For 58 nights, they secretly dug below Broadway-arguably the most trafficked street in the world in 1869. A good night’s work advanced their tunnel about eight feet. Every few nights, they poked a metal rod up through the street to be certain they weren’t veering off into City Hall Park or undermining building foundations.
If anyone found out what they were doing, it would all come to a crashing halt. More than anything, Alfred Ely Beach did not want Boss Tweed to discover his secret. His subway would surely put a dent in the omnibus and horse car franchises, and Tweed would expect the same level of graft from Beach.
If he could only finish his tunnel before Tweed found out, an ecstatic public response would surely force its acceptance.
Beach wanted to solve New York’s transportation nightmare, and he knew that the proposed elevated trains just wouldn’t do the trick.
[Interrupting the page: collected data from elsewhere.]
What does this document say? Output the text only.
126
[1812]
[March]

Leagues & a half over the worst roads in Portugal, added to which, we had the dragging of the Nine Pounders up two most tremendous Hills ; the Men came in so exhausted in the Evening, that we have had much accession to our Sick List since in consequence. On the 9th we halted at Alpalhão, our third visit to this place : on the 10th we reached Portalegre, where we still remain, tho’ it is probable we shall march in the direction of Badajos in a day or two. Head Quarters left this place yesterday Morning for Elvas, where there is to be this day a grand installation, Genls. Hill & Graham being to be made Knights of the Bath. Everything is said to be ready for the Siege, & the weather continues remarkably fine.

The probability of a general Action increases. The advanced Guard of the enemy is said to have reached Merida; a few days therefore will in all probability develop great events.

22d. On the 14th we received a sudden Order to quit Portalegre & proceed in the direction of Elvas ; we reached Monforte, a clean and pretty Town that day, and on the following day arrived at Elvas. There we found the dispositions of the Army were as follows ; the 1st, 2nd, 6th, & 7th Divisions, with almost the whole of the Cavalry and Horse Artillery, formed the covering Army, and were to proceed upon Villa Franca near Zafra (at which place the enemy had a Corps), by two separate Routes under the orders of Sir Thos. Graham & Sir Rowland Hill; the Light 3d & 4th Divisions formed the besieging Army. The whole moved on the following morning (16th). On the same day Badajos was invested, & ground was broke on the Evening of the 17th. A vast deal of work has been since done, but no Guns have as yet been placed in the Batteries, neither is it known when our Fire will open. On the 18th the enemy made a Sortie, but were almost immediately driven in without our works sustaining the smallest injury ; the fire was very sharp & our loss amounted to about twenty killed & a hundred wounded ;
The only way to go was down-a subway like London’s, sort of.
London opened the world’s first subway in 1863, but it was dirty, noisy, unhealthy. His would be clean, silent, and beautiful. London’s subway was pulled by locomotives belching smoke and spewing sparks. Beach’s would glide on a current of air.
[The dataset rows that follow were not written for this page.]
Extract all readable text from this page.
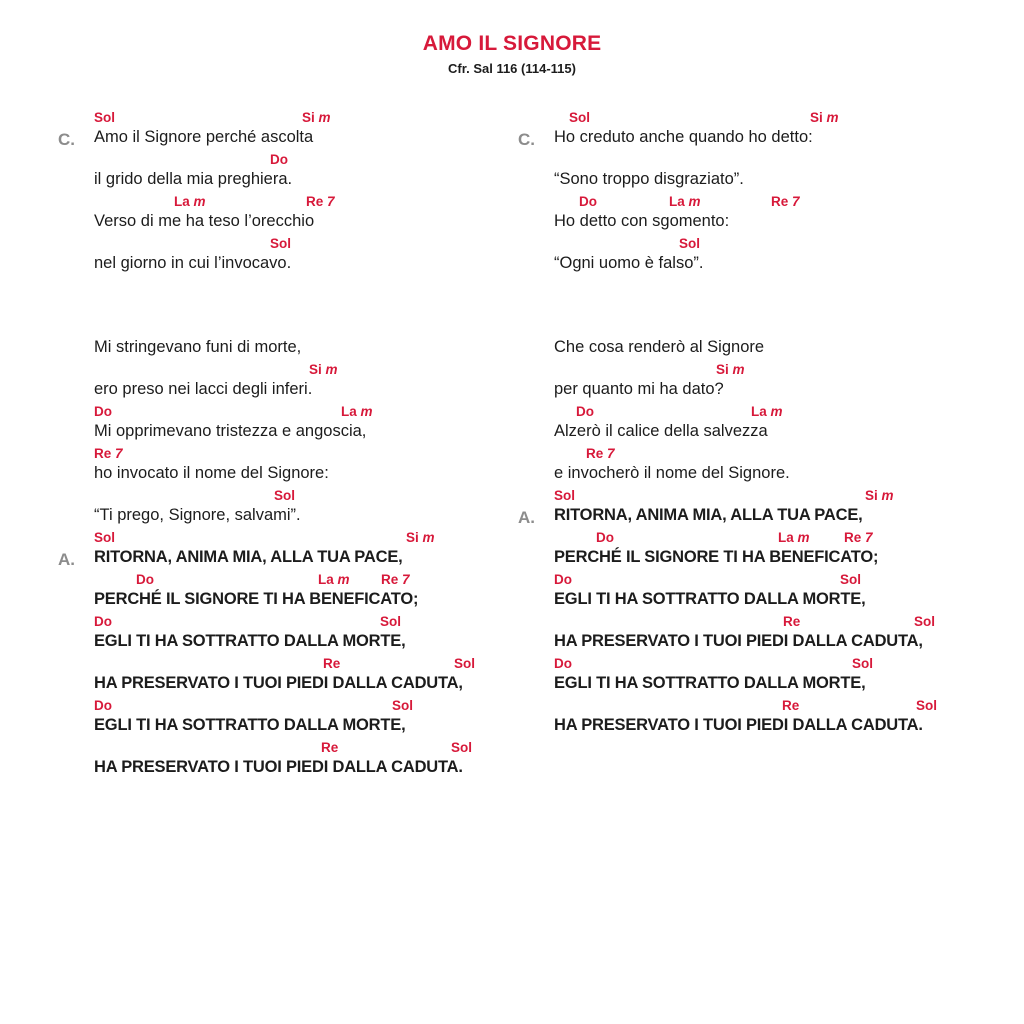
AMO IL SIGNORE
Cfr. Sal 116 (114-115)
C.
Sol	Si m
Amo il Signore perché ascolta
Do
il grido della mia preghiera.
La m	Re 7
Verso di me ha teso l’orecchio
Sol
nel giorno in cui l’invocavo.
Mi stringevano funi di morte,
Si m
ero preso nei lacci degli inferi.
Do	La m
Mi opprimevano tristezza e angoscia,
Re 7
ho invocato il nome del Signore:
Sol
“Ti prego, Signore, salvami”.
A.
Sol	Si m
RITORNA, ANIMA MIA, ALLA TUA PACE,
Do	La m Re 7
PERCHÉ IL SIGNORE TI HA BENEFICATO;
Do	Sol
EGLI TI HA SOTTRATTO DALLA MORTE,
Re	Sol
HA PRESERVATO I TUOI PIEDI DALLA CADUTA,
Do	Sol
EGLI TI HA SOTTRATTO DALLA MORTE,
Re	Sol
HA PRESERVATO I TUOI PIEDI DALLA CADUTA.
C.
Sol	Si m
Ho creduto anche quando ho detto:
“Sono troppo disgraziato”.
Do	La m	Re 7
Ho detto con sgomento:
Sol
“Ogni uomo è falso”.
Che cosa renderò al Signore
Si m
per quanto mi ha dato?
Do	La m
Alzerò il calice della salvezza
Re 7
e invocherò il nome del Signore.
A.
Sol	Si m
RITORNA, ANIMA MIA, ALLA TUA PACE,
Do	La m	Re 7
PERCHÉ IL SIGNORE TI HA BENEFICATO;
Do	Sol
EGLI TI HA SOTTRATTO DALLA MORTE,
Re	Sol
HA PRESERVATO I TUOI PIEDI DALLA CADUTA,
Do	Sol
EGLI TI HA SOTTRATTO DALLA MORTE,
Re	Sol
HA PRESERVATO I TUOI PIEDI DALLA CADUTA.
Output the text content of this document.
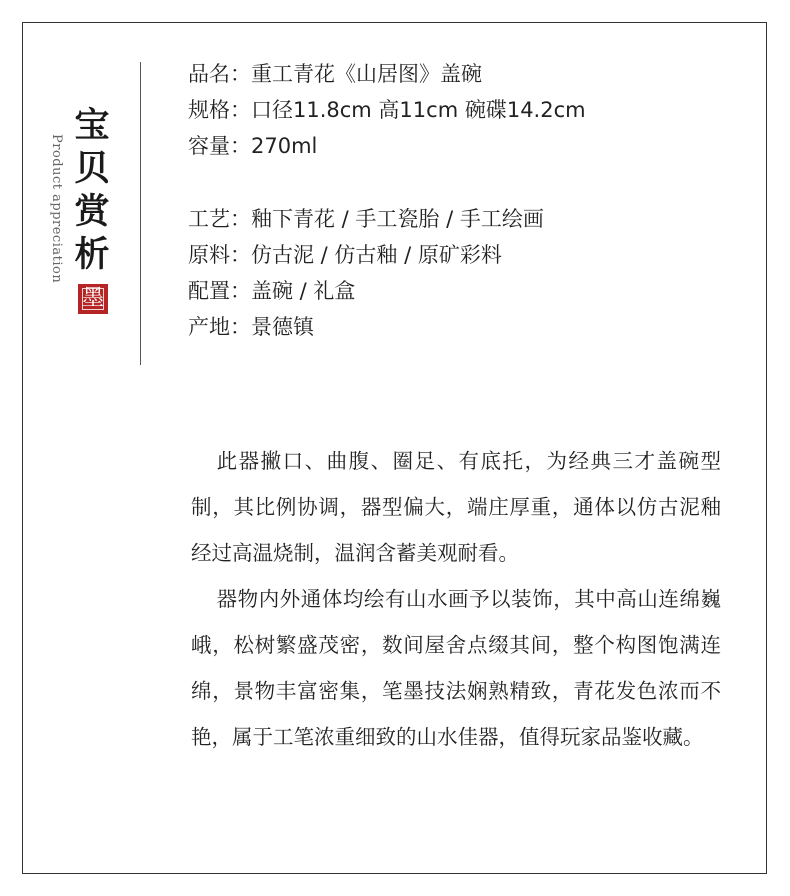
宝
贝
赏
析
Product appreciation
墨
品名：重工青花《山居图》盖碗
规格：口径11.8cm 高11cm 碗碟14.2cm
容量：270ml
工艺：釉下青花 / 手工瓷胎 / 手工绘画
原料：仿古泥 / 仿古釉 / 原矿彩料
配置：盖碗 / 礼盒
产地：景德镇

此器撇口、曲腹、圈足、有底托，为经典三才盖碗型制，其比例协调，器型偏大，端庄厚重，通体以仿古泥釉经过高温烧制，温润含蓄美观耐看。

器物内外通体均绘有山水画予以装饰，其中高山连绵巍峨，松树繁盛茂密，数间屋舍点缀其间，整个构图饱满连绵，景物丰富密集，笔墨技法娴熟精致，青花发色浓而不艳，属于工笔浓重细致的山水佳器，值得玩家品鉴收藏。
He rented the ground floor and the two basement levels of Devlin’s clothing store on the corner of Warren Street. From there. he began digging out to the middle of Broadway, then turned south. His hydraulic shield moved the work forward sixteen inches with each push, leaving no telltale signs on the street above. The debris was moved to the basement, then carted away under cover of night.
The car would be pushed by air from the Western Tornado, a massive blower shipped from Indiana on five railway cars. The huge sections were delivered to the corner of Warren and Broadway, then lowered into a chamber below the sidewalk. Curiosities were aroused.
Beach had obtained permission to construct a narrow tube below Broadway to experiment with the pneumatic transport of mail, but a tunnel large enough for a subway was clearly illegal. He was hoping city inspectors would stay away long enough for him to complete his work and reveal it to the public.
The jig was up in January 1870, when a Times reporter made his way below Broadway and into the tunnel, forcing Beach’s hand. In February, the Beach Pneumatic Railway opened to the public-an instant success. That year more than 400,000 people rode on a cushion of air between Warren and Murray streets. Tweed’s objections were overcome, and in 1873 Beach received approval to extend the line as far north as Central Park.
But in the end, it all came down to money, as it often does. Just as Beach was lining up private investors, the market crashed, forcing his backers to withdraw their financial support. The following year Beach saw the writing on the wall and closed down the operation. New York would have to wait another thirty years for its subway.